SharedDataFlags in KUSER_SHARED_DATA

The KUSER_SHARED_DATA structure defines the layout of a data area that the kernel places at a pre-set address for sharing with user-mode software. Windows Vista introduced a set of ULONG bit fields in union with a SharedDataFlags member at offset 0x02F0. Not only have most subsequent versions added bits but Windows 8 redefined two of them.

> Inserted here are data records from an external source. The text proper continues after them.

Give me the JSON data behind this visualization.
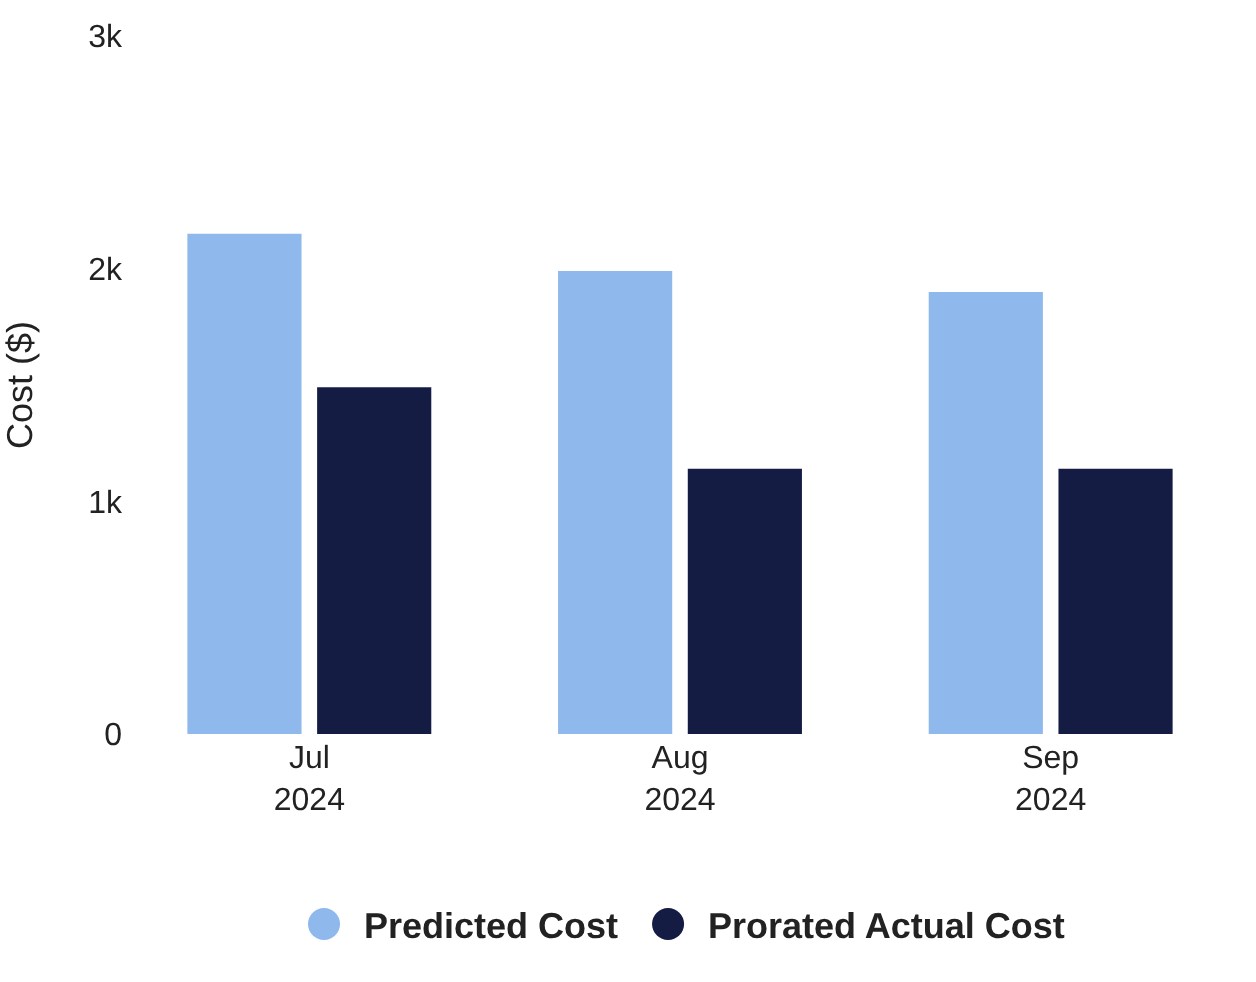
{
  "chart_data": {
    "type": "bar",
    "ylabel": "Cost ($)",
    "categories": [
      "Jul\n2024",
      "Aug\n2024",
      "Sep\n2024"
    ],
    "series": [
      {
        "name": "Predicted Cost",
        "color": "#8fb8ec",
        "values": [
          2150,
          1990,
          1900
        ]
      },
      {
        "name": "Prorated Actual Cost",
        "color": "#141c44",
        "values": [
          1490,
          1140,
          1140
        ]
      }
    ],
    "ylim": [
      0,
      3000
    ],
    "yticks": [
      0,
      {
        "value": 1000,
        "label": "1k"
      },
      {
        "value": 2000,
        "label": "2k"
      },
      {
        "value": 3000,
        "label": "3k"
      }
    ],
    "legend": "bottom"
  }
}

ULONG DbgErrorPortPresent : 1;

ULONG DbgElevationEnabled : 1;

ULONG DbgVirtEnabled : 1;

ULONG DbgInstallerDetectEnabled : 1;

ULONG DbgSystemDllRelocated : 1;

ULONG DbgLkgEnabled : 1;

ULONG DbgDynProcessorEnabled : 1;

ULONG DbgSEHValidationEnabled : 1;

ULONG DbgConsoleBrokerEnabled : 1;

ULONG DbgSecureBootEnabled : 1;

ULONG DbgMultiSessionSku : 1;

ULONG DbgMultiUsersInSessionSku : 1;

ULONG DbgStateSeparationEnabled : 1;

ULONG SpareBits : 27;

ULONG SpareBits : 25;

ULONG SpareBits : 24;

ULONG SpareBits : 23;

ULONG SpareBits : 22;

ULONG SpareBits : 21;

A comment in the C-language definition of KUSER_SHARED_DATA from NTDDK.H says that these “are for the debugger only” and directs programmers to “Use the bit definitions instead.” These evaluate as:

• 0x00000001 as SHARED_GLOBAL_FLAGS_ERROR_PORT;
• 0x00000002 as SHARED_GLOBAL_FLAGS_ELEVATION_ENABLED;
• 0x00000004 as SHARED_GLOBAL_FLAGS_VIRT_ENABLED;
• 0x00000008 as SHARED_GLOBAL_FLAGS_INSTALLER_DETECT_ENABLED;
• 0x00000010 as SHARED_GLOBAL_FLAGS_SPARE (Windows 7 WDK);
• 0x00000010 as SHARED_GLOBAL_FLAGS_LKG_ENABLED;
• 0x00000020 as SHARED_GLOBAL_FLAGS_DYNAMIC_PROC_ENABLED;
• 0x00000040 as SHARED_GLOBAL_FLAGS_SEH_VALIDATION_ENABLED (Windows 7 WDK);
• 0x00000040 as SHARED_GLOBAL_FLAGS_CONSOLE_BROKER_ENABLED;
• 0x00000080 as SHARED_GLOBAL_FLAGS_SECURE_BOOT_ENABLED;
• 0x00000100 as SHARED_GLOBAL_FLAGS_MULTI_SESSION_SKU;
• 0x00000200 as SHARED_GLOBAL_FLAGS_MULTIUSERS_IN_SESSION_SKU;
• 0x00000400 as SHARED_GLOBAL_FLAGS_STATE_SEPARATION_ENABLED.

In the Windows Driver Kit (WDK) for Windows Vista, DbgSystemDllRelocated is defined as a bit field but with no corresponding macro.